How can I grep through tab completion possibilities?
When I press tab in a console I get this output
Display all 2957 possibilities? (y or n)
Is there any way to use grep
on these 2957 possibilities? I would like to search for all commands with the word "svn" in them.
Solution 1:
The solution is the bash builtin compgen
. To grep 'svn' from all available commands and command aliases accessible through $PATH
, type.
compgen -ac | grep svn
Want to search from a certain prefix (eg all commands that start with ecrypt
)?

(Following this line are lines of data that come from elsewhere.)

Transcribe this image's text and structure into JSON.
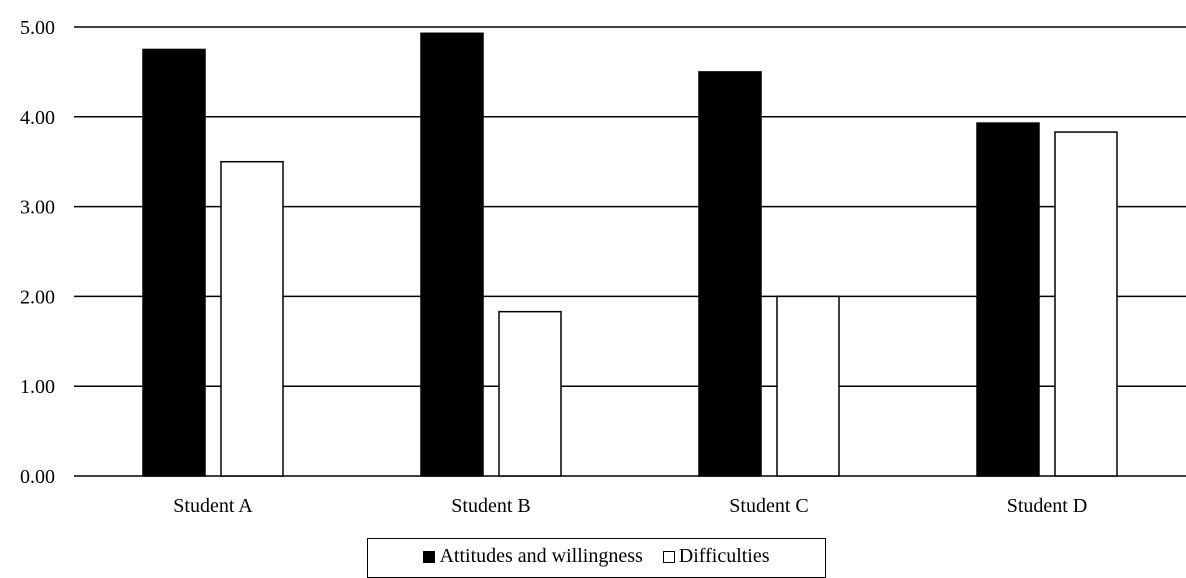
{
  "chart_data": {
    "type": "bar",
    "categories": [
      "Student A",
      "Student B",
      "Student C",
      "Student D"
    ],
    "series": [
      {
        "name": "Attitudes and willingness",
        "values": [
          4.75,
          4.93,
          4.5,
          3.93
        ],
        "color": "#000000"
      },
      {
        "name": "Difficulties",
        "values": [
          3.5,
          1.83,
          2.0,
          3.83
        ],
        "color": "#ffffff"
      }
    ],
    "yticks": [
      "0.00",
      "1.00",
      "2.00",
      "3.00",
      "4.00",
      "5.00"
    ],
    "ylim": [
      0,
      5
    ],
    "grid": true,
    "legend_position": "bottom"
  }
}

Use regular expressions..
compgen -ac | grep "^ecrypt"
Solution 2:
You can try using compgen
.
For example:
compgen -ac | grep "svn"
Solution 3:
This should be equivallent:
for x in `echo $PATH | sed 's/:/ /g'`; do ls $x | grep svn; done
Solution 4:
for i in $(echo $PATH | tr ":" "\n"); do find $i -type f -perm +111; done | grep svn
Very similar to totaam's answer apart from this limits its scope to executables (as Bash does). But JJE's compgen
is another mile better.
Solution 5:
maybe {,.}*svn*
helps here, e.g. ls -l /usr/bin/{,.}*svn*<tab>
.
But, have a look on the Zsh! Here: http://www.jukie.net/bart/blog/zsh-tab-completion are some great examples how it can help to reduce your tab completion results. This includes also negation, e.g. if you want all tab-completion results without the word "foobar", or all results with even digits in the first place, subdirectory tab-completion and much more. The reason why I changed to zsh was history sharing between all open terminals.